Rob Helfenbein, Ph.D., (lead panelist)
Rob Helfenbein earned his Ph.D. and B.A. from the University of North Carolina at Chapel Hill. Dr. Helfenbein has offered courses in Teaching Secondary Social Studies, Middle School Methods, and graduate level courses in curriculum theory, qualitative research methods, social foundations, and urban education. Dr. Helfenbein has published and edited numerous research articles and book chapters about contemporary education analysis in urban contexts in journals such as Curriculum Inquiry, the Journal of Curriculum Theorizing, Educational Studies, The Urban Review, the Review of Education, Pedagogy, and Cultural Studies, and co-edited the books Unsettling Beliefs: Teaching Theory to Teachers (2008) and Ethics and International Curriculum Work: The Challenges of Culture and Context (2012). In 2008, Dr. Helfenbein served as the Section Chair for Critical Perspectives and Practices of AERA Division B-Curriculum Studies followed by serving as overall Program Chair for Division B in 2009 and was nominated into the Professors of Curriculum at AERA 2011. He is currently serving as Editor of the Journal of Curriculum Theorizing and organizer of the annual Bergamo Conference on Curriculum Theory and Classroom Practice in Dayton, Ohio. His current research interests include curriculum theorizing in urban contexts, ethics and international education work, cultural studies of education, and the impact of globalization on the lived experience of schools.
Ali Smith, (panelist)
Ali Smith co-founded the Holistic Life Foundation in 2001, where he currently serves as Executive Director. He is a native of Baltimore, Maryland and graduate of the Friends School of Baltimore and the University of Maryland, College Park, receiving a BS in Environmental Science and Policy with a Biodiversity specialization.

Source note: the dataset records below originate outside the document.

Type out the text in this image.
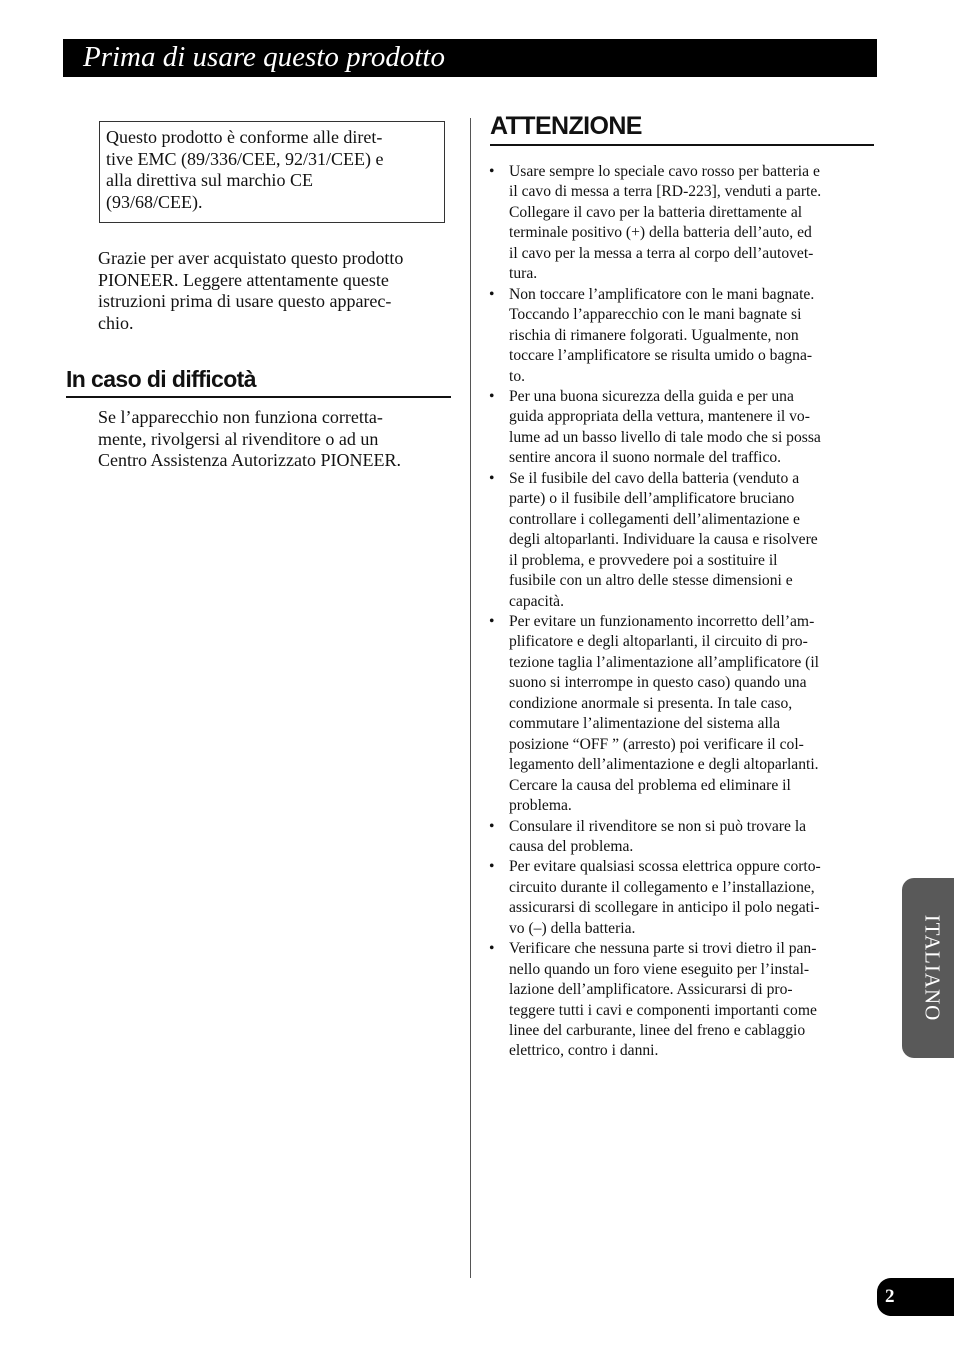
Prima di usare questo prodotto
Questo prodotto è conforme alle diret-
tive EMC (89/336/CEE, 92/31/CEE) e
alla direttiva sul marchio CE
(93/68/CEE).
Grazie per aver acquistato questo prodotto
PIONEER. Leggere attentamente queste
istruzioni prima di usare questo apparec-
chio.
In caso di difficotà
Se l’apparecchio non funziona corretta-
mente, rivolgersi al rivenditore o ad un
Centro Assistenza Autorizzato PIONEER.
ATTENZIONE
• Usare sempre lo speciale cavo rosso per batteria e
il cavo di messa a terra [RD-223], venduti a parte.
Collegare il cavo per la batteria direttamente al
terminale positivo (+) della batteria dell’auto, ed
il cavo per la messa a terra al corpo dell’autovet-
tura.
• Non toccare l’amplificatore con le mani bagnate.
Toccando l’apparecchio con le mani bagnate si
rischia di rimanere folgorati. Ugualmente, non
toccare l’amplificatore se risulta umido o bagna-
to.
• Per una buona sicurezza della guida e per una
guida appropriata della vettura, mantenere il vo-
lume ad un basso livello di tale modo che si possa
sentire ancora il suono normale del traffico.
• Se il fusibile del cavo della batteria (venduto a
parte) o il fusibile dell’amplificatore bruciano
controllare i collegamenti dell’alimentazione e
degli altoparlanti. Individuare la causa e risolvere
il problema, e provvedere poi a sostituire il
fusibile con un altro delle stesse dimensioni e
capacità.
• Per evitare un funzionamento incorretto dell’am-
plificatore e degli altoparlanti, il circuito di pro-
tezione taglia l’alimentazione all’amplificatore (il
suono si interrompe in questo caso) quando una
condizione anormale si presenta. In tale caso,
commutare l’alimentazione del sistema alla
posizione “OFF ” (arresto) poi verificare il col-
legamento dell’alimentazione e degli altoparlanti.
Cercare la causa del problema ed eliminare il
problema.
• Consulare il rivenditore se non si può trovare la
causa del problema.
• Per evitare qualsiasi scossa elettrica oppure corto-
circuito durante il collegamento e l’installazione,
assicurarsi di scollegare in anticipo il polo negati-
vo (–) della batteria.
• Verificare che nessuna parte si trovi dietro il pan-
nello quando un foro viene eseguito per l’instal-
lazione dell’amplificatore. Assicurarsi di pro-
teggere tutti i cavi e componenti importanti come
linee del carburante, linee del freno e cablaggio
elettrico, contro i danni.
ITALIANO
2
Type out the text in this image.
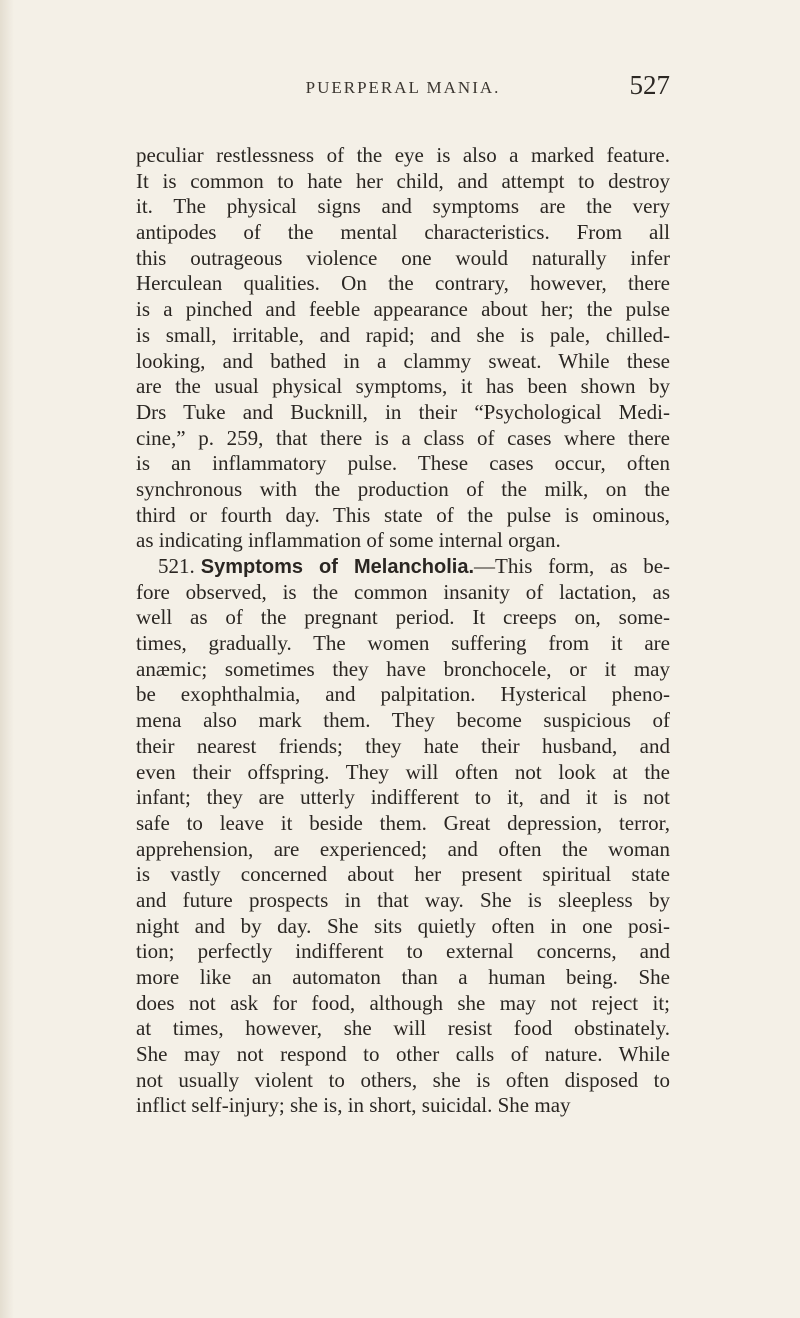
PUERPERAL MANIA.	527
peculiar restlessness of the eye is also a marked feature.
It is common to hate her child, and attempt to destroy
it. The physical signs and symptoms are the very
antipodes of the mental characteristics. From all
this outrageous violence one would naturally infer
Herculean qualities. On the contrary, however, there
is a pinched and feeble appearance about her; the pulse
is small, irritable, and rapid; and she is pale, chilled-
looking, and bathed in a clammy sweat. While these
are the usual physical symptoms, it has been shown by
Drs Tuke and Bucknill, in their “Psychological Medi-
cine,” p. 259, that there is a class of cases where there
is an inflammatory pulse. These cases occur, often
synchronous with the production of the milk, on the
third or fourth day. This state of the pulse is ominous,
as indicating inflammation of some internal organ.
521. Symptoms of Melancholia.—This form, as be-
fore observed, is the common insanity of lactation, as
well as of the pregnant period. It creeps on, some-
times, gradually. The women suffering from it are
anæmic; sometimes they have bronchocele, or it may
be exophthalmia, and palpitation. Hysterical pheno-
mena also mark them. They become suspicious of
their nearest friends; they hate their husband, and
even their offspring. They will often not look at the
infant; they are utterly indifferent to it, and it is not
safe to leave it beside them. Great depression, terror,
apprehension, are experienced; and often the woman
is vastly concerned about her present spiritual state
and future prospects in that way. She is sleepless by
night and by day. She sits quietly often in one posi-
tion; perfectly indifferent to external concerns, and
more like an automaton than a human being. She
does not ask for food, although she may not reject it;
at times, however, she will resist food obstinately.
She may not respond to other calls of nature. While
not usually violent to others, she is often disposed to
inflict self-injury; she is, in short, suicidal. She may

Ali has over 13 years of experience teaching yoga and mindfulness to diverse populations. Through his work at the Holistic Life Foundation, he has developed and taught yoga and mindfulness programs to at-risk youth at drug treatment centers, juvenile detention centers, alternative high schools, mental crisis facilities, and in many other underserved communities.
For the past four years, he has partnered with The John Hopkins Bloomberg School of Health and Penn State University's Prevention Research Center on a federally funded study analyzing the effectiveness of yoga and mindfulness on urban youth in Baltimore City Public Schools. Ali has authored a series of children's books, and co-authored several yoga and mindfulness-based curricula, as well as numerous workshops and trainings. He is a certified yoga instructor and a Commissioner on Baltimore City's Commission on Sustainability.
Karen Webber-Ndour, J.D., (panelist)
Karen Webber-Ndour is a lawyer and advocate by training. She currently serves as the Executive Director of the Office of Student Support and Safety for Baltimore City Public Schools. In this capacity Karen focuses her efforts on helping schools create and maintain school climates that are safe, welcoming and conducive to teaching and learning. A focal point of Karen’s work is providing alternatives to suspensions and engaging student voice in student disciplinary matters. Other areas of focus include school police training, health care access, student choice and alternative school options programming. Before taking on her current role, Karen served as the principal of the National Academy Foundation School, which is a 6-12 Baltimore City Public school that became a flagship school under her leadership.